Online shopping scams
Scammers may pretend to sell a product just to get your credit card or bank account details. Often the products are well known, but sold at a very attractive price – this can be a sign that it is a scam (ie if the price seems unrealistically good). One scam gave people a second chance to buy an item because the winner had pulled out but asked them to pay outside the auction site’s secure payment facility, and outside the site’s ability to help.
These often spring up after a big natural disaster. Scammers impersonate genuine charities, siphoning public donations into their own accounts. The answer here is to donate independently, using a verified website or calling a number you’ve found yourself.
These offer a ‘guaranteed’ way to make big money fast and with little effort. This may involve paying for a starter kit, a business plan or materials like training and software. The only people who benefit from these schemes are the scammers themselves.

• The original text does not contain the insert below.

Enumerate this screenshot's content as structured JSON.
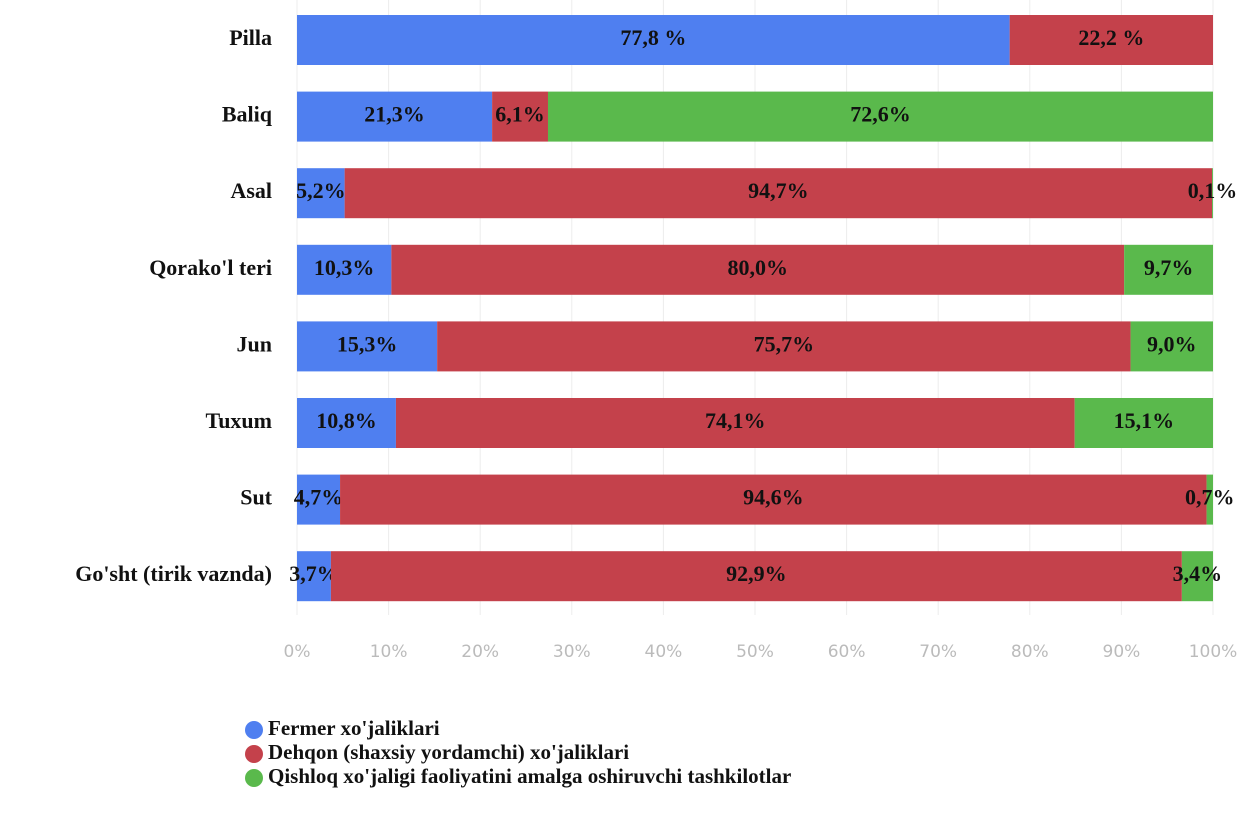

Scammers take advantage of people looking for friendship or romance, then play on people’s emotions to obtain money, gifts, or personal details they can use for financial scams.
If the offer sounds too good to be true, it probably is. Scammers will offer all sorts of fake opportunities, often targeting current trends such as cryptocurrency. Do your due diligence. Run it past a professional. I’ll talk more about these sorts of scams in a separate column.
You’ll find plenty of advice on how to protect yourself from scams on the Scamwatch website. The most important advice, says Scamwatch, is not to give money or personal information to anyone you’re unsure about.
You should avoid clicking on links in suspicious-looking messages, and if you receive a phone call, out of the blue, that doesn’t sound right, hang up.
Also, contact your bank straight away if you notice unusual activity on your account or if you suspect a scammer has got your money or personal details.
Remember, we’re all vulnerable scams, and that includes you.